Baiklah, kalimat-kalimat tersebut tidak sepenuhnya menggoda, tapi tetap saja mereka menyalahi kode etik Sakura sebagai seorang perencana pernikahan. Gadis itu kembali meneguk minuman di depannya—gelas keempat, kelima, keenam, sampai akhirnya tangan Ino menghentikan gerakannya.
"Cukup. Kau harus tidur sekarang." Kata Ino dengan nada memerintah. "Saranku, carilah orang lain yang bisa menggantikan kerjamu selama beberapa bulan… bilang saja kau sedang butuh sekali berlibur atau beristirahat, terserah. Tidak usah pikirkan promosi terlebih dahulu. Yang penting kau tidak kehilangan pekerjaan."

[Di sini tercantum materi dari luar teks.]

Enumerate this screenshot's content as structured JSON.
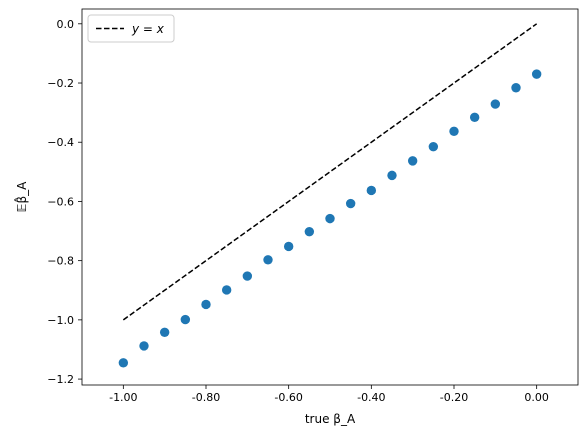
{
  "chart_data": {
    "type": "scatter",
    "title": "",
    "xlabel": "true β_A",
    "ylabel": "𝔼β̂_A",
    "xlim": [
      -1.1,
      0.1
    ],
    "ylim": [
      -1.22,
      0.05
    ],
    "x_ticks": [
      -1.0,
      -0.8,
      -0.6,
      -0.4,
      -0.2,
      0.0
    ],
    "x_tick_labels": [
      "-1.00",
      "-0.80",
      "-0.60",
      "-0.40",
      "-0.20",
      "0.00"
    ],
    "y_ticks": [
      0.0,
      -0.2,
      -0.4,
      -0.6,
      -0.8,
      -1.0,
      -1.2
    ],
    "y_tick_labels": [
      "0.0",
      "−0.2",
      "−0.4",
      "−0.6",
      "−0.8",
      "−1.0",
      "−1.2"
    ],
    "grid": false,
    "legend_position": "top-left",
    "series": [
      {
        "name": "y = x",
        "style": "dashed-line",
        "color": "#000000",
        "x": [
          -1.0,
          0.0
        ],
        "y": [
          -1.0,
          0.0
        ]
      },
      {
        "style": "markers",
        "color": "#1f77b4",
        "x": [
          -1.0,
          -0.95,
          -0.9,
          -0.85,
          -0.8,
          -0.75,
          -0.7,
          -0.65,
          -0.6,
          -0.55,
          -0.5,
          -0.45,
          -0.4,
          -0.35,
          -0.3,
          -0.25,
          -0.2,
          -0.15,
          -0.1,
          -0.05,
          0.0
        ],
        "y": [
          -1.145,
          -1.088,
          -1.042,
          -0.999,
          -0.948,
          -0.899,
          -0.852,
          -0.797,
          -0.752,
          -0.702,
          -0.658,
          -0.607,
          -0.563,
          -0.512,
          -0.463,
          -0.415,
          -0.363,
          -0.316,
          -0.271,
          -0.216,
          -0.17
        ]
      }
    ]
  }
}
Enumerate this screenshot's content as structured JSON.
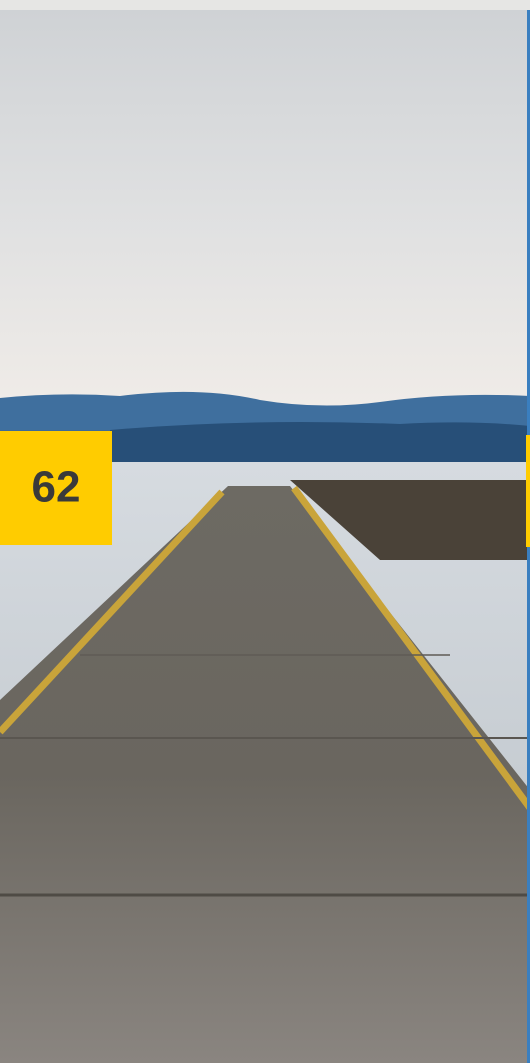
{
  "badge": {
    "text": "62"
  }
}
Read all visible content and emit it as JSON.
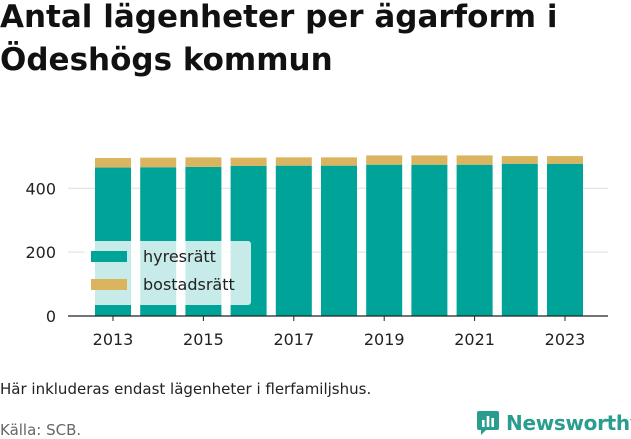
{
  "title": "Antal lägenheter per ägarform i Ödeshögs kommun",
  "note": "Här inkluderas endast lägenheter i flerfamiljshus.",
  "source": "Källa: SCB.",
  "brand": "Newsworthy",
  "brand_icon": "bar-chart-logo-icon",
  "colors": {
    "hyresratt": "#00a398",
    "bostadsratt": "#dbb460",
    "grid": "#dddddd",
    "brand": "#2a9d8f"
  },
  "chart_data": {
    "type": "bar",
    "stacked": true,
    "categories": [
      "2013",
      "2014",
      "2015",
      "2016",
      "2017",
      "2018",
      "2019",
      "2020",
      "2021",
      "2022",
      "2023"
    ],
    "x_tick_labels": [
      "2013",
      "2015",
      "2017",
      "2019",
      "2021",
      "2023"
    ],
    "y_ticks": [
      0,
      200,
      400
    ],
    "ylim": [
      0,
      520
    ],
    "grid": true,
    "legend_position": "inside-left",
    "series": [
      {
        "name": "hyresrätt",
        "values": [
          465,
          466,
          467,
          470,
          471,
          471,
          474,
          474,
          474,
          477,
          477
        ]
      },
      {
        "name": "bostadsrätt",
        "values": [
          30,
          30,
          30,
          26,
          26,
          26,
          29,
          29,
          29,
          24,
          24
        ]
      }
    ]
  }
}
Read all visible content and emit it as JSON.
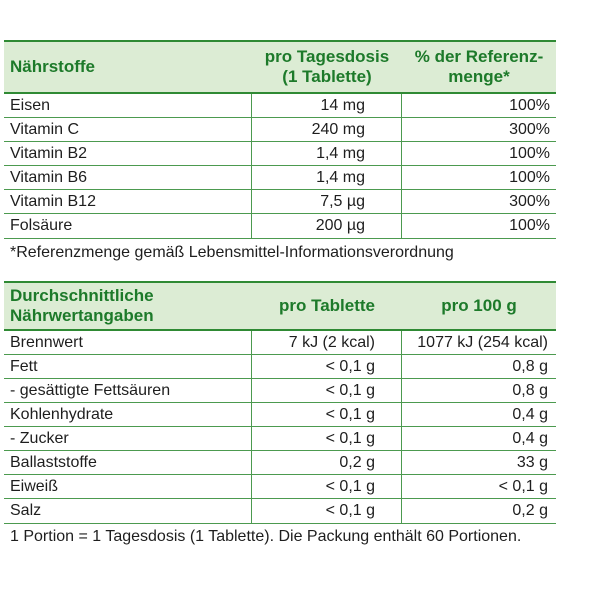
{
  "nutrients": {
    "headers": {
      "name": "Nährstoffe",
      "dose_line1": "pro Tagesdosis",
      "dose_line2": "(1 Tablette)",
      "ref_line1": "% der Referenz-",
      "ref_line2": "menge*"
    },
    "rows": [
      {
        "name": "Eisen",
        "amount": "14 mg",
        "percent": "100%"
      },
      {
        "name": "Vitamin C",
        "amount": "240 mg",
        "percent": "300%"
      },
      {
        "name": "Vitamin B2",
        "amount": "1,4 mg",
        "percent": "100%"
      },
      {
        "name": "Vitamin B6",
        "amount": "1,4 mg",
        "percent": "100%"
      },
      {
        "name": "Vitamin B12",
        "amount": "7,5 µg",
        "percent": "300%"
      },
      {
        "name": "Folsäure",
        "amount": "200 µg",
        "percent": "100%"
      }
    ],
    "footnote": "*Referenzmenge gemäß Lebensmittel-Informationsverordnung"
  },
  "nutrition": {
    "headers": {
      "name_line1": "Durchschnittliche",
      "name_line2": "Nährwertangaben",
      "per_tablet": "pro Tablette",
      "per_100g": "pro 100 g"
    },
    "rows": [
      {
        "name": "Brennwert",
        "per_tablet": "7 kJ (2 kcal)",
        "per_100g": "1077 kJ (254 kcal)"
      },
      {
        "name": "Fett",
        "per_tablet": "< 0,1 g",
        "per_100g": "0,8 g"
      },
      {
        "name": "- gesättigte Fettsäuren",
        "per_tablet": "< 0,1 g",
        "per_100g": "0,8 g"
      },
      {
        "name": "Kohlenhydrate",
        "per_tablet": "< 0,1 g",
        "per_100g": "0,4 g"
      },
      {
        "name": "- Zucker",
        "per_tablet": "< 0,1 g",
        "per_100g": "0,4 g"
      },
      {
        "name": "Ballaststoffe",
        "per_tablet": "0,2 g",
        "per_100g": "33 g"
      },
      {
        "name": "Eiweiß",
        "per_tablet": "< 0,1 g",
        "per_100g": "< 0,1 g"
      },
      {
        "name": "Salz",
        "per_tablet": "< 0,1 g",
        "per_100g": "0,2 g"
      }
    ],
    "footnote": "1 Portion = 1 Tagesdosis (1 Tablette). Die Packung enthält 60 Portionen."
  },
  "colors": {
    "header_bg": "#dcecd4",
    "header_text": "#1d7a2a",
    "rule": "#4c9a4f"
  }
}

Dan Sakura menuruti saran itu dua hari kemudian. Ia berhasil membujuk salah satu teman kerjanya untuk mengambil alih pernikahan Hatake-Terumi—dan hatinya mencelos saat itu juga. Sakura memang sudah lama tidak menyukai siapapun, tapi tidak pernah sekalipun terbersit dibenaknya kalau ia akan menyukai kliennya sendiri.
"Sakura, Hatake-san bertanya padaku apakah kau bisa menemuinya atau tidak."
Sakura tersentak pelan mendengar kalimat itu. Tangannya yang sedang mengaduk kopi berhenti tiba-tiba.
"Hatake-san?" ulangnya memastikan.
Tenten mengangguk. "Ya. Dia bilang dia ingin berbicara sesuatu padamu."
"Uh…" gumam Sakura sekilas, menggaruk tengkuknya yang tidak gatal. "Apakah kau bisa bilang padanya kalau aku tidak masuk kerja hari ini…?"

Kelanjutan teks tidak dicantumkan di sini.